The myth of Social Security insolvency

The right wing in the United States has been executing a surprisingly successful public relations campaign to convince individuals that the Social Security system is somehow in dire straits. Paul Ryan — who for some reason continues to be taken seriously — has narrowly focused on Social Security along with Medicare and Medicaid as the chief culprits dragging down federal fiscal policy. Republican presidential candidate Rick Perry has made his mark just a few days into his official campaign calling Social Security and the other major entitlements Ponzi schemes, implying that they are inherently unsustainable and destined to collapse.

Every single thing the right wing has been floating out about Social Security is demonstrably false. The tired efforts that have been made to lump Social Security into the deficit mix are the most dishonest of the false claims. As Senator Bernie Sanders points out, Social Security has never contributed a single penny to any deficit in the 76 years it has been around. Social Security is sustained by a dedicated payroll tax that fully funds the program separate from annual discretionary budgets.

Additionally, Social Security is not an inherently flawed pyramid scheme either. Although I cannot believe it is necessary to point this out, the difference between Social Security and actual pyramid schemes is that Social Security never runs out of new enrollees to sustain the system: people continue to have children. While adjustments to outlays or revenue might be needed depending on population dynamics, the system itself is as inherently sound as the propagation of new generations is.

The actual issues with the solvency of Social Security are extremely minor. The massive Social Security trust fund will allow the program to pay out benefits at the current level until 2038. At that point — absent modifications to the program — revenues will only be able to pay out 81 percent of promised benefits. That is to say, if the federal government did absolutely nothing over the next 27 years to shore up Social Security, a one time cut of 19 percent in 2038 would make the program solvent into the infinite horizon. This would be a sub-optimal way forward, but it underscores how solid Social Security is: even at 1.9 workers per retiree, the program could pay out at 81 percent of the current, inflation-adjusted rate without increasing revenue at all.

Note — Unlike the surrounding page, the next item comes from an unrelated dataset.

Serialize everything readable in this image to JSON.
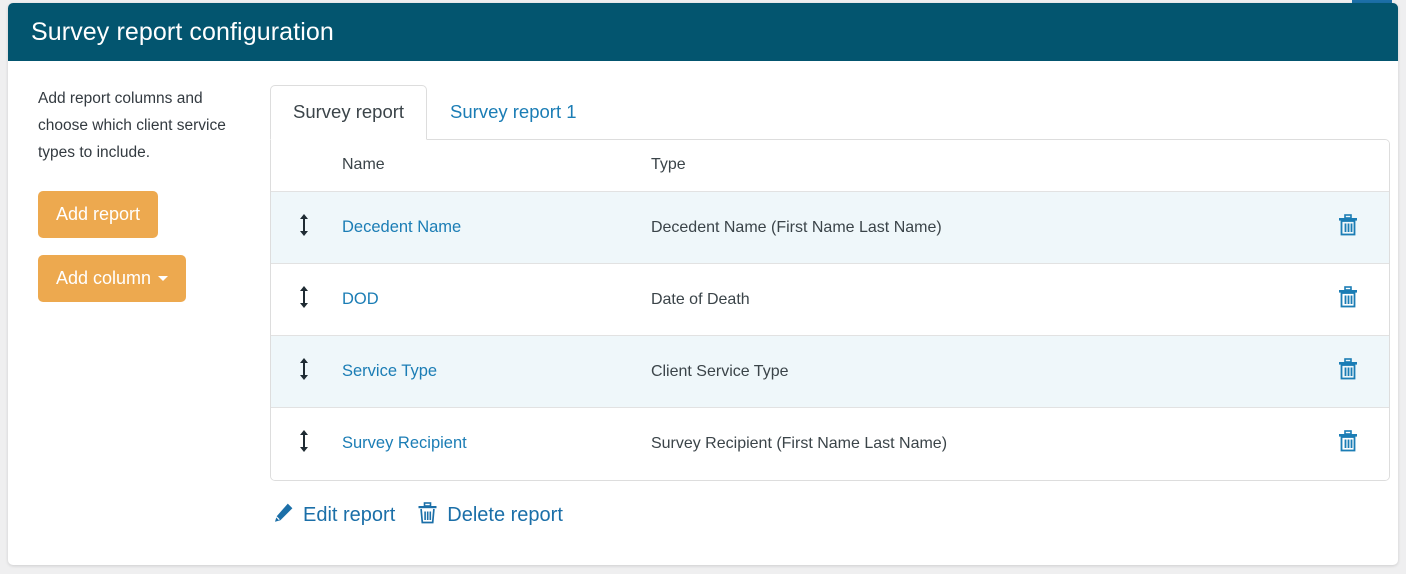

Contrary to the doomsday naysaying of the right wing, any number of small modifications could be made to completely close the forthcoming Social Security shortfall without dramatic one-time benefit cuts. According to the Congressional Budget Office, increasing the FICA payroll tax from 6.2 percent to 7.8 percent right now would completely close the coming gap. So a revenue-only solution which kept the current regressive payroll tax structure in place would only require levying a 1.6 percent tax. Ending the payroll tax cap which exempts every dollar made over $106,800 from payroll taxes would, by itself, close the shortfall.

In addition to these revenue-focused solutions, modifications to benefits could also be considered. One plan brought up in the debt-ceiling theatre was to change the way the Social Security cost of living adjustments are made. By using a different index for inflation, the program could slow down the rate of benefit increases indefinitely, causing outlays to be 9% lower in 30 years than they would be under current law. This plan has attracted some legitimate criticism, but it demonstrates how trivial the trumped up warnings about Social Security insolvency are.

Dozens of mixtures of these different policy approaches would make the program solvent into the infinite horizon. Despite the ease with which the shortfall could be solved, I am doubtful the right-wing would ever do anything to make it happen. Right-wingers like Perry, Ryan, and Bachmann would much rather neglect the easy solutions in order to run the program out of money so that they can justify the GOP’s 50-year effort to finally kill the most successful social program in US history. That they want to kill the program and other entitlements like Medicare and Medicaid is clear enough. Their reasoning for doing so however — that the programs are irretrievably doomed to bankruptcy — is completely baseless.